Das DKFZ, NCT und DKTK verfolgen bei der Forschung zu Immuntherapieverfahren vor allem innovative Ansätze der „nächsten Generation“. Ein wichtiger Forschungsbereich am DKFZ ist zum Beispiel die Entwicklung von Tumorvakzinen, also Krebs-Impfstoffen. Krebsvakzine sollen eine Reaktion gegen Tumorantigene hervorrufen. Dafür impft man diese Eiweiße oder Abschnitte davon zusammen mit Substanzen, die die Immunantwort verstärken. Als Alternative zum fertigen Eiweiß als Krebsvakzin lässt sich auch sein genetischer Bauplan, also ein Stück Erbmaterial als Impfstoff verwenden. Oder man benutzt ganze Tumorzellen, die nicht mehr wachstumsfähig sind und "zeigt" dem Immunsystem damit gleich mehrere mögliche Tumorantigene. Am DKFZ wird zum Beispiel an einer Impfung beim Hautkrebs und beim Bauchspeicheldrüsenkrebs geforscht. Auch der Einsatz von speziellen Viren zur Krebstherapie, vor allem beim Glioblastom, einer Hirntumorart, und die Kombination von Bestrahlung und Immuntherapie sind Gegenstand der Forschung in Heidelberg und anderen DKTK-Standorten.
Darüber hinaus ist die grundlagenorientierte Erforschung des Immunsystems von immenser Bedeutung, da nur so völlig neue Ansätze von Immuntherapieverfahren entwickelt werden können. So wird am DKFZ zum Beispiel an der Funktionsweise von Natürlichen Killerzellen (NK-Zellen) geforscht, welche Tumorzellen zerstören können und große Mengen an entzündungsfördernden Botenstoffen vermitteln.

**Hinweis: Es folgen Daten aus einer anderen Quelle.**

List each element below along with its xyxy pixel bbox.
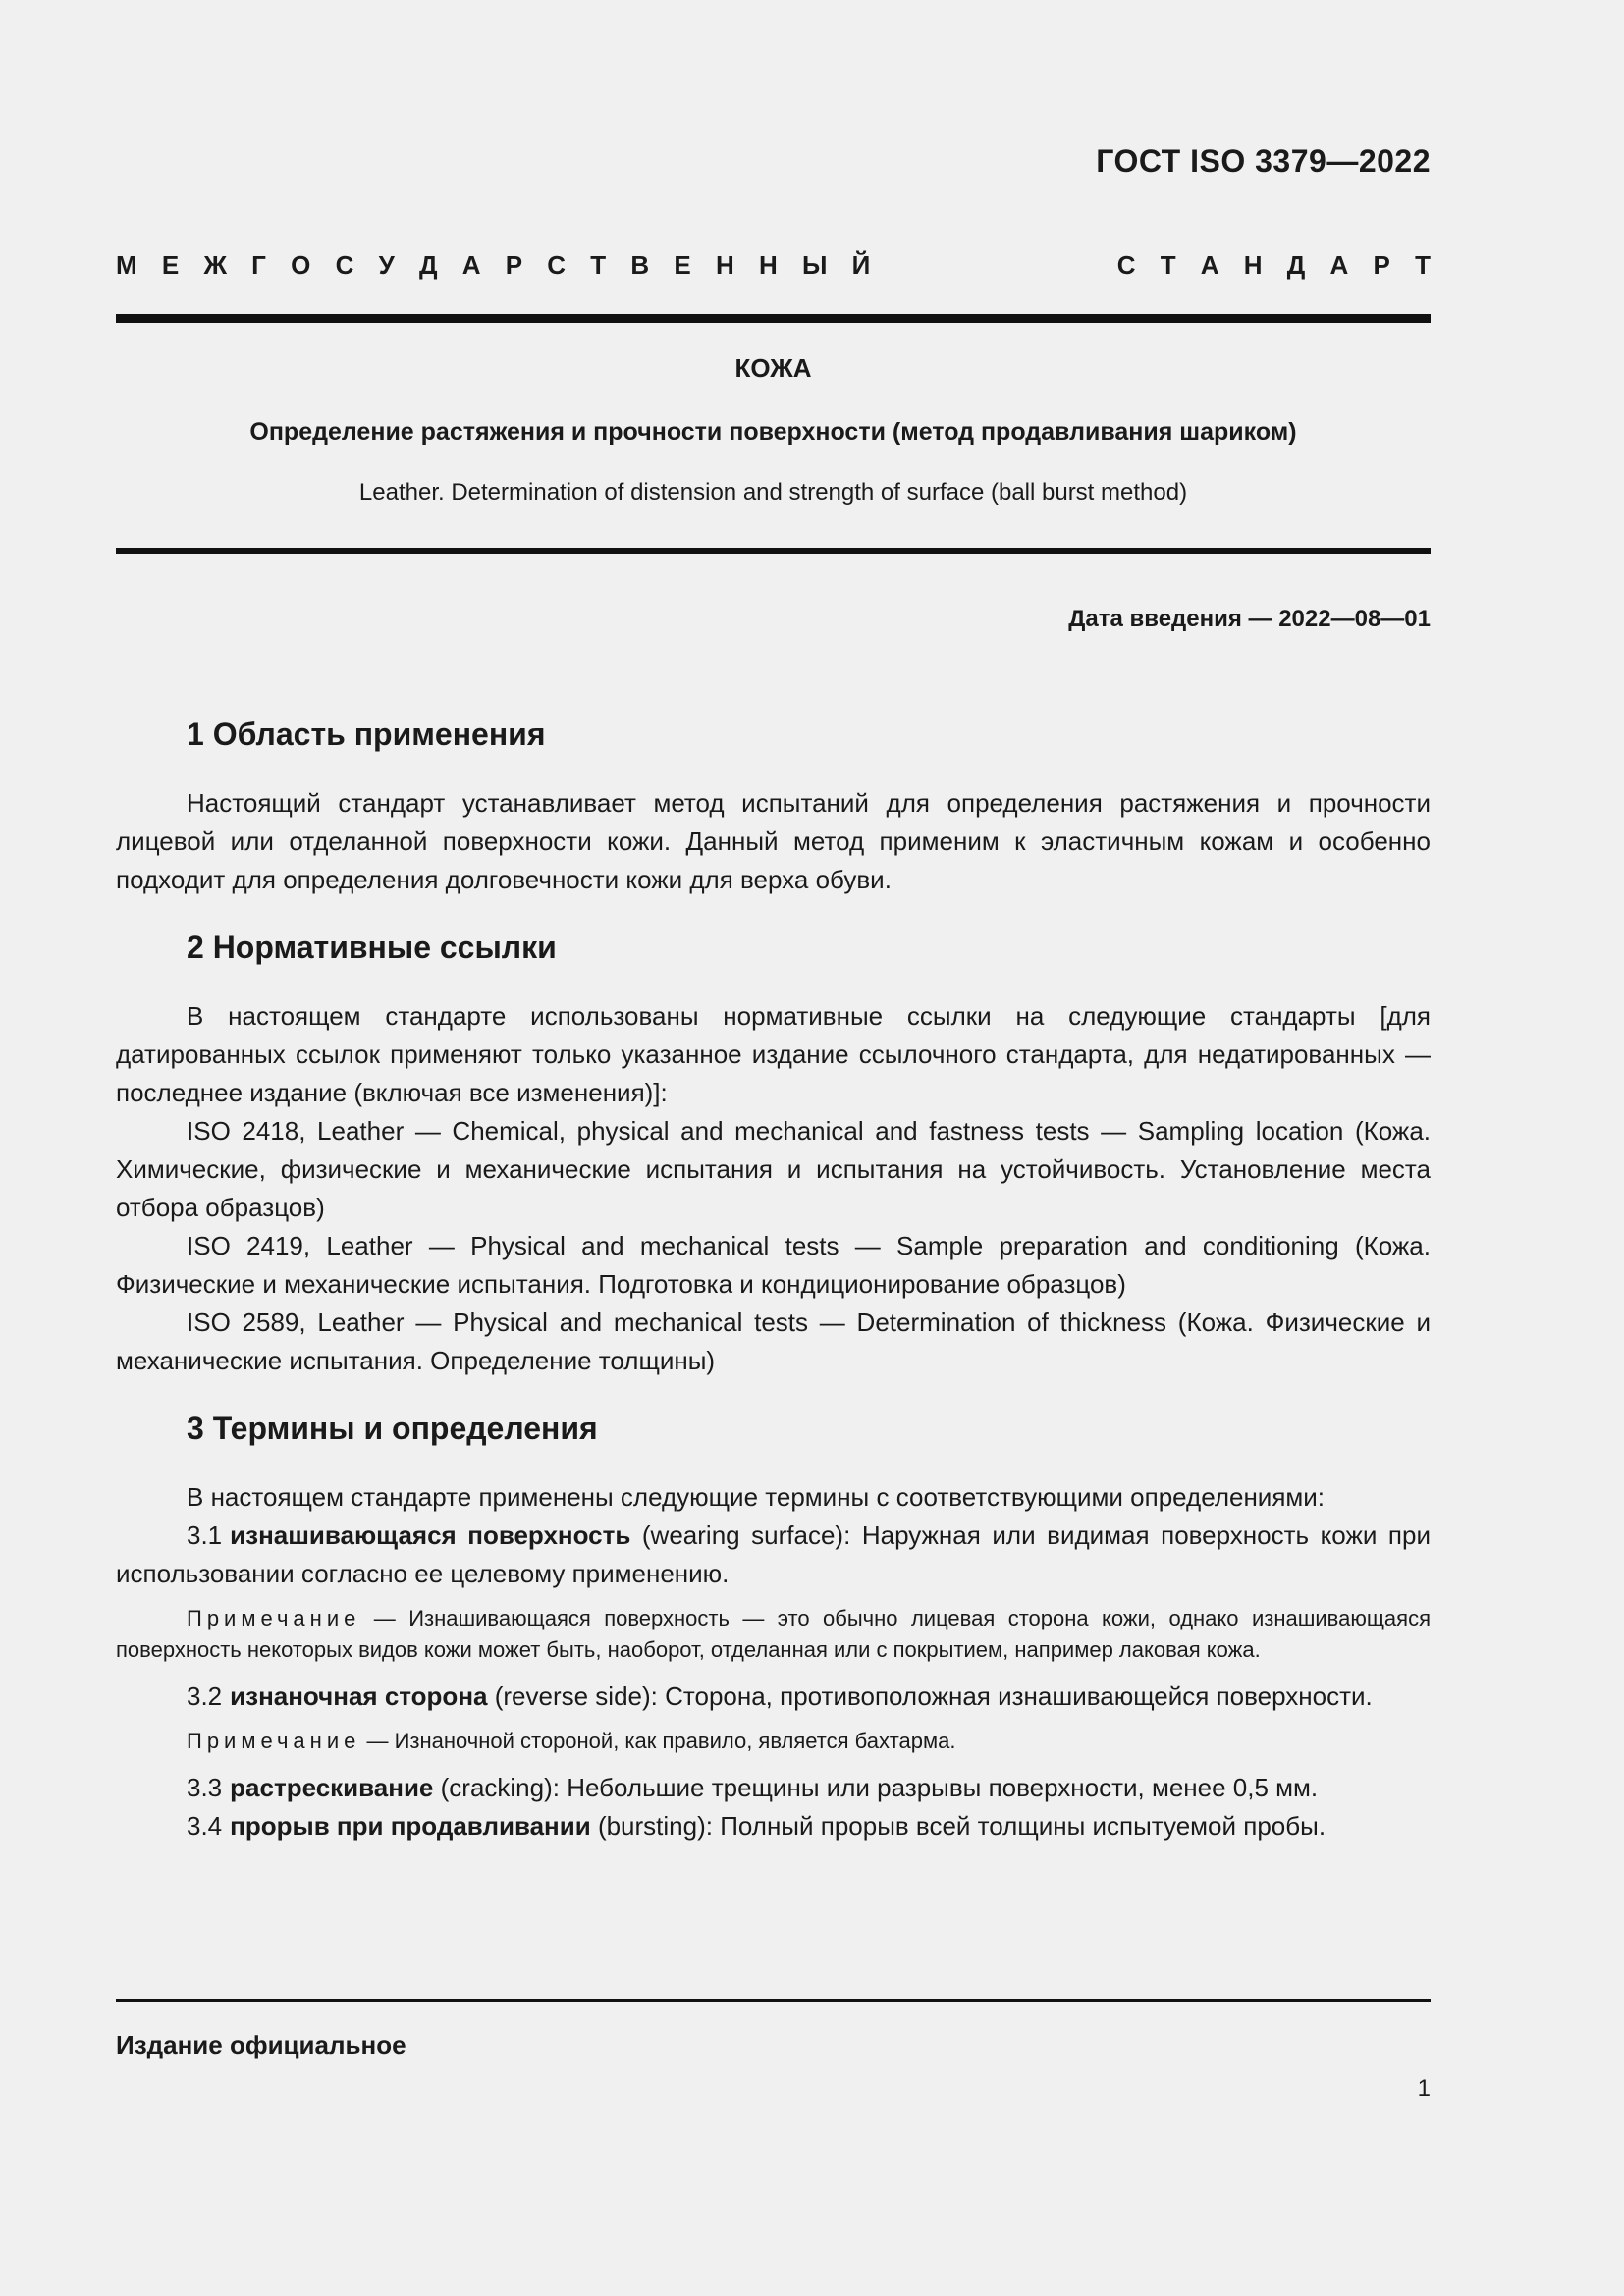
document-subtitle: Определение растяжения и прочности поверхности (метод продавливания шариком): [249, 418, 1297, 446]
term-name: изнаночная сторона: [230, 1682, 488, 1711]
note-text: — Изнашивающаяся поверхность — это обычно лицевая сторона кожи, однако изнашивающаяся поверхность некоторых видов кожи может быть, наоборот, отделанная или с покрытием, например лаковая кожа.: [116, 1606, 1431, 1662]
note-reverse-side: [116, 1726, 1431, 1757]
introduction-date: Дата введения — 2022—08—01: [1068, 606, 1431, 632]
term-number: 3.4: [187, 1811, 223, 1841]
note-wearing-surface: [116, 1603, 1431, 1666]
term-name: растрескивание: [230, 1773, 434, 1802]
reference-iso-2589: ISO 2589, Leather — Physical and mechanical tests — Determination of thickness (Кожа. Физические и механические испытания. Определение толщины): [116, 1308, 1431, 1375]
document-body: [116, 712, 1431, 1845]
term-number: 3.1: [187, 1521, 223, 1550]
standard-word: С Т А Н Д А Р Т: [1116, 250, 1431, 280]
term-definition: (cracking): Небольшие трещины или разрывы поверхности, менее 0,5 мм.: [433, 1773, 1319, 1802]
page-number: 1: [1417, 2075, 1431, 2102]
section-3-paragraph: В настоящем стандарте применены следующие термины с соответствующими определениями:: [187, 1482, 1326, 1512]
term-3-4: [116, 1807, 1431, 1845]
note-label: Примечание: [187, 1729, 361, 1753]
section-1-heading: 1 Область применения: [187, 717, 546, 752]
term-number: 3.2: [187, 1682, 223, 1711]
footer-divider: [116, 1999, 1431, 2002]
term-3-1: [116, 1517, 1431, 1593]
official-edition-label: Издание официальное: [116, 2030, 406, 2059]
reference-iso-2418: ISO 2418, Leather — Chemical, physical and mechanical and fastness tests — Sampling location (Кожа. Химические, физические и механические испытания и испытания на устойчивость. Установление места отбора образцов): [116, 1116, 1431, 1222]
interstate-standard-banner: [116, 250, 1431, 281]
term-definition: (bursting): Полный прорыв всей толщины испытуемой пробы.: [590, 1811, 1326, 1841]
title-divider: [116, 548, 1431, 554]
note-label: Примечание: [187, 1606, 361, 1630]
term-3-2: [116, 1678, 1431, 1716]
section-2-heading: 2 Нормативные ссылки: [187, 930, 557, 965]
term-name: прорыв при продавливании: [230, 1811, 591, 1841]
document-title: КОЖА: [734, 353, 812, 383]
term-definition: (reverse side): Сторона, противоположная изнашивающейся поверхности.: [487, 1682, 1373, 1711]
section-2-paragraph: В настоящем стандарте использованы нормативные ссылки на следующие стандарты [для датированных ссылок применяют только указанное издание ссылочного стандарта, для недатированных — последнее издание (включая все изменения)]:: [116, 1001, 1431, 1107]
term-definition: (wearing surface): Наружная или видимая поверхность кожи при использовании согласно ее целевому применению.: [116, 1521, 1431, 1588]
interstate-word: М Е Ж Г О С У Д А Р С Т В Е Н Н Ы Й: [116, 250, 871, 280]
term-name: изнашивающаяся поверхность: [230, 1521, 631, 1550]
document-number: ГОСТ ISO 3379—2022: [1096, 143, 1431, 179]
section-1-paragraph: Настоящий стандарт устанавливает метод испытаний для определения растяжения и прочности лицевой или отделанной поверхности кожи. Данный метод применим к эластичным кожам и особенно подходит для определения долговечности кожи для верха обуви.: [116, 788, 1431, 894]
top-divider: [116, 314, 1431, 323]
term-3-3: [116, 1769, 1431, 1807]
document-title-english: Leather. Determination of distension and strength of surface (ball burst method): [358, 479, 1188, 506]
reference-iso-2419: ISO 2419, Leather — Physical and mechanical tests — Sample preparation and conditioning (Кожа. Физические и механические испытания. Подготовка и кондиционирование образцов): [116, 1231, 1431, 1299]
term-number: 3.3: [187, 1773, 223, 1802]
note-text: — Изнаночной стороной, как правило, является бахтарма.: [360, 1729, 956, 1753]
section-3-heading: 3 Термины и определения: [187, 1411, 598, 1446]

Wirksamkeit und Sicherheit von Immuntherapien
In Zukunft müssen die Wirksamkeit und insbesondere die Sicherheit der Anwendung von Immuntherapien noch besser erforscht werden. Die Gefahr einer starken Aktivierung des Immunsystems liegt darin, dass sich die Immunzellen auch gegen den eigenen Körper richten können. Die Folge sind Autoimmunreaktionen wie Hautausschlag, aber auch unterschiedlich stark ausgeprägte Entzündungen der Schilddrüse, der Leber, der Lunge oder des Darms, welche lebensbedrohlich für die Patienten sein können.
Wie Studien ergaben, kann der Einsatz von Checkpoint-Inhibitoren große Erfolge bei verschiedenen Krebsarten erzielen, jedoch spricht nur ein kleiner Anteil (ca. 20-30 Prozent über verschiedene Entitäten hinweg) der Patienten auf diese Therapien an. Noch ist wenig darüber bekannt, warum die Immuntherapien bei manchen Patienten anschlagen, bei anderen dagegen nicht. Die neue Immundiagnostik-Plattform am NCT hat daher das Ziel, Biomarker zu identifizieren, die das Ansprechen eines individuellen Tumors auf Immuntherapie vorhersagen, sodass unwirksame und sehr riskante Behandlungen vermieden werden können.
Herausforderungen für die Forschung
Die Herausforderungen der kommenden Jahre liegen in der Entwicklung von Biomarkern, in der Risikoabschätzung zur Vermeidung schwerer Komplikationen und in der Erforschung neuartiger Immuntherapien. Das Ziel ist die Entwicklung einer auf einzelne Patientinnen und Patienten abgestimmten, wirksamen und spezifischen Immuntherapie. Momentan werden Erkenntnisse aus größeren Studien für Therapieentscheidungen im einzelnen Patienten herangezogen.
Die vom BMBF geförderten Einrichtungen DKFZ, NCT und DKTK werden in diesen Bereichen auch weiterhin hochkarätige und innovative Forschungsarbeit leisten und so die Weiterentwicklung von Immuntherapieverfahren zur Behandlung von Krebs maßgeblich voranbringen.